"Decentralization makes democratic systems receptive to innovation. Historians and anthropologists have frequently commented on the fact that major cultural breakthroughs rarely come from societies that already enjoy positions of eminence in the world — those deeply invested in things as they are. If they did, Egypt would still be the center of the Western world. Cultural dominance has always shown a tendency to hop around the globe — the hicks and barbarians of one age are the rulers and aesthetes of the next. This has been called 'the law of local discontinuity of progress' — the tendency for the cultural advances of the future to come from the cultural boondocks of the present.

"This same is true of technological change. Our major innovations have come not from corporate behemoths but from individuals or small groups working outside traditional frameworks. Corporations are forever congratulating themselves on their large staffs of inventors, but their purpose is to invent elaborations on what they already do. Marshall McLuhan was exaggerating only slightly when he said, 'No new idea ever starts from within a big operation. It must assail the organization from outside, through some small but competing organization.' Walter Adams and James W. Brock observed that very small firms produce twenty-four times as many innovations per research and development dollar as large corporations.
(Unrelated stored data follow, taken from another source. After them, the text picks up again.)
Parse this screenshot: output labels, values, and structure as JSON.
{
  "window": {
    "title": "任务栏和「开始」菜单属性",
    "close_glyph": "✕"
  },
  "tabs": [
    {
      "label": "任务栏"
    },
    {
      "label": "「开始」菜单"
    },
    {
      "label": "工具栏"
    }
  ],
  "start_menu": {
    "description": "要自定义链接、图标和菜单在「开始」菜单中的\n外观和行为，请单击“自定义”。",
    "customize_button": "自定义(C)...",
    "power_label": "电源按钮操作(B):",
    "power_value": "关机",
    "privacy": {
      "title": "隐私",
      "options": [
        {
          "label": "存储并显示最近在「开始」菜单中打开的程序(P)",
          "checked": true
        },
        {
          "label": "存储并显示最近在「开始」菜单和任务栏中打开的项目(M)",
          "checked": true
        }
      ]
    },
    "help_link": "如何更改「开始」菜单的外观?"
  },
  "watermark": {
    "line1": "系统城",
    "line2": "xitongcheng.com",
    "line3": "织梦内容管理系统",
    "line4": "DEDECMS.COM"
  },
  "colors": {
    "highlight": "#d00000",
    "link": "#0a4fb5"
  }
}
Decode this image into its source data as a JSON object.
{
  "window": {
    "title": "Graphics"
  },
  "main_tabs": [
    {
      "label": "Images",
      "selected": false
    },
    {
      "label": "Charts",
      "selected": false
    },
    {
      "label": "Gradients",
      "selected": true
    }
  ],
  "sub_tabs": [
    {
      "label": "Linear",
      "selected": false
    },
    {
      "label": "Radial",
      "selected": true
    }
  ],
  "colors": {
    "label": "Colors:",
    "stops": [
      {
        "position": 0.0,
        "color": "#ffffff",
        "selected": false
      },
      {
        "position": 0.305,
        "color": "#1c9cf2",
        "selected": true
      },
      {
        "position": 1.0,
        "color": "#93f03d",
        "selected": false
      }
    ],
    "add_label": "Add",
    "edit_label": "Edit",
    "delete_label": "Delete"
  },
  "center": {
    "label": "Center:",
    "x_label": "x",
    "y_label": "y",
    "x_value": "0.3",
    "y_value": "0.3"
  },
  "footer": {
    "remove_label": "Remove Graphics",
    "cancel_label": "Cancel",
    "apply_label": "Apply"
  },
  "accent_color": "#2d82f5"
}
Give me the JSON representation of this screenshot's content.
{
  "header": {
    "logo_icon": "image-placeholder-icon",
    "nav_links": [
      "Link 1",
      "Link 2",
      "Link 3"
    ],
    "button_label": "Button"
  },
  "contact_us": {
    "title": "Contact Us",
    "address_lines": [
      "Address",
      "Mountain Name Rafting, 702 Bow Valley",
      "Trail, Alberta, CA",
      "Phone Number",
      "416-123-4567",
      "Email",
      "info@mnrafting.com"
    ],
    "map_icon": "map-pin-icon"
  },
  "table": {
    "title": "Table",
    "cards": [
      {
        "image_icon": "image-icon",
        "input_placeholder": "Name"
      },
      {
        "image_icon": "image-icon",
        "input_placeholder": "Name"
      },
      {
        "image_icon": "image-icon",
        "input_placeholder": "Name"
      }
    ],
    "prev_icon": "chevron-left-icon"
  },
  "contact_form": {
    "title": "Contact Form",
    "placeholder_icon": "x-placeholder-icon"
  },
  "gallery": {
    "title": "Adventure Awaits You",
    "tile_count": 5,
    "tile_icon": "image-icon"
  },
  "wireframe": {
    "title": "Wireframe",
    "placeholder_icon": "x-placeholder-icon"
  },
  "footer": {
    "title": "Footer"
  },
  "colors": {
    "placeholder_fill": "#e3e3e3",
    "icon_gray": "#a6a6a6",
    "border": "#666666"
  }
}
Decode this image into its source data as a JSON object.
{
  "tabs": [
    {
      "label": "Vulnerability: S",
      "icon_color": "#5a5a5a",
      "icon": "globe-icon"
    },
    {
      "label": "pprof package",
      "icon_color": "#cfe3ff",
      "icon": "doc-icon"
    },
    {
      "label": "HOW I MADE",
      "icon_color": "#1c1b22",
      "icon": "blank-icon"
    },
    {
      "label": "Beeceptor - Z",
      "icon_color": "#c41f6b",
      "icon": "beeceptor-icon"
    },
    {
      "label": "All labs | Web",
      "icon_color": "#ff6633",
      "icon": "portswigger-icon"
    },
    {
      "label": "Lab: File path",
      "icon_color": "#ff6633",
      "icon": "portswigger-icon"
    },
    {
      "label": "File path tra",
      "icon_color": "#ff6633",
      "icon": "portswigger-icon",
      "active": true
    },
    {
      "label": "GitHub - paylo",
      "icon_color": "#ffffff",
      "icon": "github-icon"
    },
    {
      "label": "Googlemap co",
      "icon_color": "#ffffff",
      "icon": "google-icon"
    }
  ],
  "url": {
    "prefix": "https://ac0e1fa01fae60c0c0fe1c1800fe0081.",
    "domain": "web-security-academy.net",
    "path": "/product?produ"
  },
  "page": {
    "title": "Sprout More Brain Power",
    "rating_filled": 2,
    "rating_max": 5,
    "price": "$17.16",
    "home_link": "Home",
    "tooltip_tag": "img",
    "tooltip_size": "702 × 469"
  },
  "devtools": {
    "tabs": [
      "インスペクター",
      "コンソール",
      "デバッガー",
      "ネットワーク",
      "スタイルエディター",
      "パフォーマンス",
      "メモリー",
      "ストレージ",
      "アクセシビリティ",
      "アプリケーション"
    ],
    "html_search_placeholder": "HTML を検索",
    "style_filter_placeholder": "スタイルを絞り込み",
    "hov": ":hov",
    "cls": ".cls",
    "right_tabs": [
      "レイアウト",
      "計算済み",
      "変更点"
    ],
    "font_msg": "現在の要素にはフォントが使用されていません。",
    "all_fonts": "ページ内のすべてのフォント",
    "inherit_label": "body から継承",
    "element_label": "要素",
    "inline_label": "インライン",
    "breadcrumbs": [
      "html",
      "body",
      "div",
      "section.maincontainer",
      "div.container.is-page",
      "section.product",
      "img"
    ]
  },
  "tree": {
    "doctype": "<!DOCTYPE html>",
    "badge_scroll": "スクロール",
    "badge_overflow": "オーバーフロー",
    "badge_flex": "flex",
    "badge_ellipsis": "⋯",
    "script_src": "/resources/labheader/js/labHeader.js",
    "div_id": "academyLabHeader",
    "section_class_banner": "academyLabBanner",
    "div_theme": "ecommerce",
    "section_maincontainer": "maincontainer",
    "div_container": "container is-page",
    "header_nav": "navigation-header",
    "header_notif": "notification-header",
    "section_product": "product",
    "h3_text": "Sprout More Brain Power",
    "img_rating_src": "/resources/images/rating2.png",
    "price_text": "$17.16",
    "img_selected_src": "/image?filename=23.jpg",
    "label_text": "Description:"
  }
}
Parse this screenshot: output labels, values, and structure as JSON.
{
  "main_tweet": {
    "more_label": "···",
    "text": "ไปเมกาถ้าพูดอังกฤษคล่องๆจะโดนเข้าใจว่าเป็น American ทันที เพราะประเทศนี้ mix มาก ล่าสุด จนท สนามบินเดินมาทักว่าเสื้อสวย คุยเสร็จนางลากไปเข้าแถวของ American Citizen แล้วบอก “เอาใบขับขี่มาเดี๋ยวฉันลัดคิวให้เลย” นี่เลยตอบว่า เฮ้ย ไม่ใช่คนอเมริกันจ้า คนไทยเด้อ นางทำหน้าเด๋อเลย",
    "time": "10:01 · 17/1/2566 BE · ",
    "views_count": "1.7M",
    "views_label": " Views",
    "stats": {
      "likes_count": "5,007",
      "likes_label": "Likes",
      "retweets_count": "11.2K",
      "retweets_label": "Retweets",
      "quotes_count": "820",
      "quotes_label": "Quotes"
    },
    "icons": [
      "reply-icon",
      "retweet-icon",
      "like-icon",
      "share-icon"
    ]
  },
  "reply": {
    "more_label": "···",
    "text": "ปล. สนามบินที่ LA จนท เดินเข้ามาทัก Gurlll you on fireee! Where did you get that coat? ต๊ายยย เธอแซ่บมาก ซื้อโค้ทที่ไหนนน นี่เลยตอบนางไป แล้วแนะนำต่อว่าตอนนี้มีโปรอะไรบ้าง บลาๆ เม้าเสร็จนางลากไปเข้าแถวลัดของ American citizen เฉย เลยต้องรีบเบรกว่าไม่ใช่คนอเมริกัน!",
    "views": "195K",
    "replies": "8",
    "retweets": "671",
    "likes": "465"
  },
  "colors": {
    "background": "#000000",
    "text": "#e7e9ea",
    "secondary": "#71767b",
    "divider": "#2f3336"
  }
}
"One key to democratic efficiency, then, is the rapid acceptance of new ideas. People in highly centralized positions of authority have internalized patterns that have brought them success, and are not likely to be receptive to ideas that might undermine his state of affairs. Their minds have a prior engagement. When change comes, it is people less invested in the status quo who are in the best position to take advantage of that change, and it is these 'agenda-free' individuals who are most likely to come up with the new ideas in the first place.

"In societies with primogeniture, for example, it was the younger sons who became the adventurers, explorers, entrepreneurs, and artists, while their elder brothers managed the estates and chased foxes. 'In Japanese folk wisdom,' says William Goode, 'it is the younger sons were the innovators.' For similar reasons it seems likely that the most important social innovations of the next century will come from women, who are freer from the male-dominated agendas and patterns of the present era, and hence in the best position to break the tedious cycle of competitive male narcissism that has spread such a pall of frantic stagnation, angry repetition, and belligerent decay over all areas of human endeavor today.

"In nature, species adaptation to changing conditions is made possible through mutation. Authoritarianism allows for change only through death or conquest. The political forms of democracy provide far more flexibility. Each time a new slate of candidates is elected, an opportunity is created to abandon any obsolete policies and strategies to which the previous incumbents might have been committed. Wars can be ended, policies reversed, new programs initiated, and so on. (The willingness of the people to avail themselves of this opportunity, however, depends on how much the underlying assumptions and beliefs of the democratic megaculture have taken root — institutions will not do it alone.)

"Democracy, then, is a cultural mechanism for maximizing the accessibility of agenda-free individuals — a way of more rapidly exposing such individuals to new situations as they arise."